Senate Majority Leader Mitch McConnell (R-Ky) has admitted that it is unlikely Congress will be able to block the Iran nuclear deal, despite a Republican majority in both houses.
The GOP senator said President Barack Obama has "a great likelihood of success" in pushing the deal through, according to AP.
While Republicans will almost certainly vote down the deal in an upcoming vote Obama has said he will use his presidential veto to override the majority vote. To cancel out that veto Congress would need a new two-thirds majority vote against, which would require a large number of Democratic congress members to join their GOP rivals.
But while some Democrats – most notably leading Democratic Senator Chuck Schumer – have indeed come out against the deal, others have voiced their support for the president.

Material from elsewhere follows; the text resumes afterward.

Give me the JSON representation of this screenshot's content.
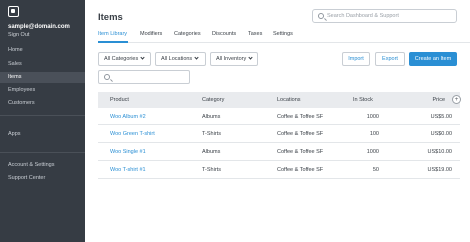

Obama needs the support of 34 Democratic Senators, and 146 members of the House of Representatives to sustain his veto. In all, he has already received that support from 20 Senators, while in the House 48 have declared their support for the deal compared to just 10 against, with many other congressmen still not openly declaring their positions.
Speaking to a group of American businessmen in his home state of Kentucky, McConnell admitted the likelihood of enough Democrats opposing the deal to cancel the veto is extremely slim.
"He can win by getting one-third plus one of either house, so he's still got a great likelihood of success," he said of the president.
However, he added that the next US President could review the deal.
McConnell said Republicans would universally oppose the deal, and that the President was therefore naturally focusing his lobbying efforts on members of his own party.
"The campaign of the president to get it approved will be entirely among Democrats, probably Democrats in very safe Democratic seats whose only fear of re-election would probably be getting a primary," he said.
Senator Schumer's dissenting voice was a boost to the "No" campaign, he added, but that was unlikely to be enough to defeat Obama.
"I hope we can defeat it, but the procedure is obviously stacked in the president's favor," McConnell told reporters. "We'll see."
He also welcomed news that the only Republican Senator who had been considering voting in favor of the deal, Arizona Senator Jeff Flake, had issued a statement saying he would now vote against it.
"I was pleased that he finally reached the same conclusion the rest of us did, that it was not in America's best interests to support it," McConnell said.
He warned that the deal was dangerous, and urged fellow Republicans to lead a "respectful" debate detailing its many flaws.
"It leaves the Iranians with threshold nuclear capability," he said. "It has no impact on all of their other activities. They are the biggest sponsor of terrorism in the world today. The inspections are flawed."